A couple of weeks ago, Kim at Sophisticated Dorkiness posted a set of book-buying guidelines that sound like the philosophy I’d like to adopt. I want my local library and bookstores to be my first stop when I’m looking for a book. I want to take pleasure in my browsing, to be more open to the discoveries on the stacks. I’m not eliminating online shopping altogether—old, out-of-print books, and imports are sometimes only available online—but I want to start locally, with a Northern Virginia or DC indie, and expand my search outward from there—to local big boxes to online indies, used booksellers, and swap sites—and finally to online big box sellers. I suspect I’ll find that I rarely have to resort to the last option.

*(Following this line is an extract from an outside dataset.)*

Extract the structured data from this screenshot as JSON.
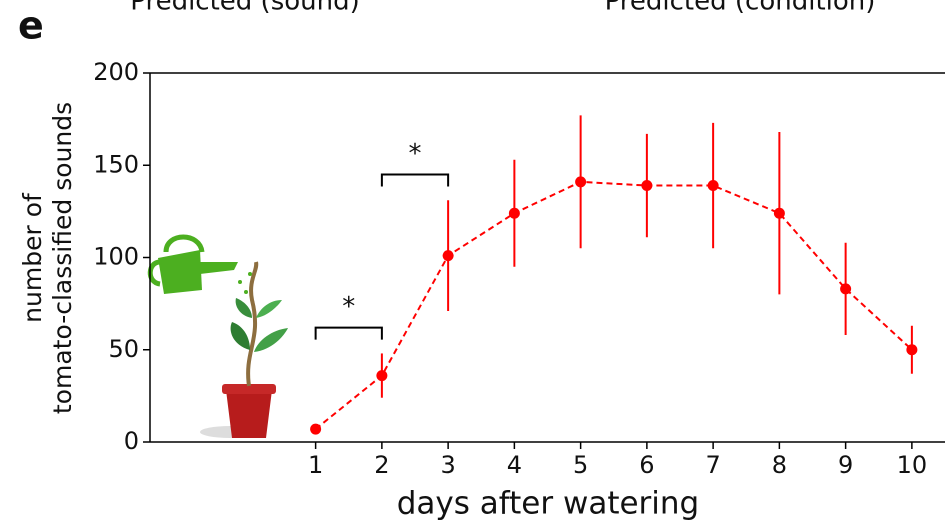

I’m also thinking of closing my accounts at Paperbackswap and Bookmooch. These sites are a great source for hard-to-find books, but listing and packaging and mailing the books has turned into a chore and an expense. As a general rule, I’m more than happy to mail a book to a friend now and then, but mailing off every second book I read is crazy—and the fact that I’m mailing off so many books shows how many books I’ve bought that I didn’t love enough to keep.
I do sometimes need to buy books I’m unlikely to want to keep for a book group or a blogging event when the library doesn’t have them or when I’ll need them for a longer time than the library loan period. In the past, I didn’t feel bad about it because I knew I could swap them away and get something I’d like better, but it has turned into a vicious circle. For likely non-keepers, I want to start relying on the library and on Google ebooks through a local indie. And I’m going to try to use Netgalley for review copies whenever possible. That way, I won’t have hard copies taking up space and collecting dust and generally stressing me out. I might also continue to use Goodreads Bookswap because the sender doesn’t pay the postage, and you only get one free book for every 10 you give away (less of a vicious circle problem there).
My hope is that these steps will help me cut the stockpile down to size and make me feel more free to enjoy trawling through the library or local bookstore. I may also do some culling of unread books in the next few months, but culling is hard because I’m pretty choosy about what I put on my shelves in the first place. But a cull could mean a lovely fresh start, which could be nice.
Whatever I decide about a cull, I know that I want to take more afternoon walks to the library when the weather is nice without fretting about how my library books are distracting me from my TBR. I want to buy at least a book a month from my new local indie, and I want these books to be real treats, books I’m hungry to read, not additions to a towering pile. Some of this is, of course, a mind-set issue—I don’t have to feel bad about all these books—but I think changing a few habits will help me ensure that my pleasures don’t feel like burdens.